An old friend writes a blog that I read every time he posts something and a couple weeks ago he did one that really sent me into an entire day of nostalgia. He referenced the Dugan man who used to come door to door selling baked goods. I knew exactly what he was talking about because the Dugan man came to our house as well and I can still see his panel truck pulling into the driveway and my mother grabbing her purse. He would take a few minutes to gather his goods into his large carrying tray and then walk up to the door, knowing what things he'd sell at this address. He always had bread and rolls and he always brought some extra goodies (like cupcakes) to try to entice Mom to spend a little more on this trip. My mother was a great baker so she didn't often buy extras, but the special order cakes she bought for our birthdays were an amazing treat I still long for: layer upon layer of luscious cake with wonderful butter cream icing in between. And the beautiful flowers on the top along with the birthday girl or boy's name were amazing to me!
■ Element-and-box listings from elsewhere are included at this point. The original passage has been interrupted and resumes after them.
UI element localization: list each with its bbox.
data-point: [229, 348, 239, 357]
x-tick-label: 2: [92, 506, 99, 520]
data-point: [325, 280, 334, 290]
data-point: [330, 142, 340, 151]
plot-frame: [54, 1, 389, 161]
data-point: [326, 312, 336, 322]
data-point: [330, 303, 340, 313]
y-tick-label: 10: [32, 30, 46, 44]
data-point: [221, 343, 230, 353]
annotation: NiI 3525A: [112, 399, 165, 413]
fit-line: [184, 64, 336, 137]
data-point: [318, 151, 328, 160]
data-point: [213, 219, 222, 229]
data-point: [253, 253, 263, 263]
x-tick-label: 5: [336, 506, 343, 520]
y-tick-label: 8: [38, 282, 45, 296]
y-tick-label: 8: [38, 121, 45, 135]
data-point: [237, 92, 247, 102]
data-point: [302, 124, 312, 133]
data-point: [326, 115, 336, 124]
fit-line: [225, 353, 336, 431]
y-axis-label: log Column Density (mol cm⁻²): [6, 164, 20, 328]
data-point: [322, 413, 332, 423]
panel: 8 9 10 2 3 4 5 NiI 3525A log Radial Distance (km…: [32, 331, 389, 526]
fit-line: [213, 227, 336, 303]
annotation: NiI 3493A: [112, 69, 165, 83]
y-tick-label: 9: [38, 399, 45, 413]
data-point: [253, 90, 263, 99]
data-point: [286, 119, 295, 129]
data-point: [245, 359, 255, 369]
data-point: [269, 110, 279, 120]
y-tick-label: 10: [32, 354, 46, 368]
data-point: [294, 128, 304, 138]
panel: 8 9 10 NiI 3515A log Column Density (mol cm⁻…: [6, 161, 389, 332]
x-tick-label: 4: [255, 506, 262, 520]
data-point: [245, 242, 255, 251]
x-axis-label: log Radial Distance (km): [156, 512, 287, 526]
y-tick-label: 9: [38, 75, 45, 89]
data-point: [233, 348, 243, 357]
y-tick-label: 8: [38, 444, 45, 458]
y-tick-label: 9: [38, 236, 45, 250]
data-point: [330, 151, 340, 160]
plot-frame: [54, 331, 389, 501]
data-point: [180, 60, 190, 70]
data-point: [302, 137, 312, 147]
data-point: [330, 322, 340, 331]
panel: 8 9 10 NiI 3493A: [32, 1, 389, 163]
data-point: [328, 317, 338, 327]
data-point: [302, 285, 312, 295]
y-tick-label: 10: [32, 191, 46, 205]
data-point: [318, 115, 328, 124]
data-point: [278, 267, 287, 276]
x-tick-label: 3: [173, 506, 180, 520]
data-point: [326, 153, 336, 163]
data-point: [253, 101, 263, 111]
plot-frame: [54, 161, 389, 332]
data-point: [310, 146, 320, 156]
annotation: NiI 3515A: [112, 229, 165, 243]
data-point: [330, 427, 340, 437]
There were other door-to-door salesmen in those days. We saw the Fuller Brush man at least twice a year, and Mom would always get new toothbrushes and sometimes a nice hairbrush, as well as the occasional toilet brush or other household item. There was a man with a heavy middle-eastern accent - perhaps Egyptian?-who came about once a year carrying two suitcases stuffed with beautiful linens. They were wrapped in brown paper with twine and he would open each package, bring out the tablecloths or napkins one at a time for Mom to feel and admire, turning each one over with care, then when she politely admired them and shook her head "no" he'd re-wrap them. I remember being fascinated with the knots he made in that twine - each one carefully tightened just right.
Mom rarely bought linens but she looked longingly at them all and sometimes picked out something special for the dining room table, which she then cared for meticulously. They must have been expensive and a real stretch for her pocketbook.
Living in the village meant we were visited by all the salesmen as they traveled up and down Montauk Highway. What a wonderful era that was and how I wish I could sit in my living room now and shop while being able to touch and examine those linens instead of shopping for them on my computer, or look at them through heavy plastic wrapping! Those were surely more civilized days.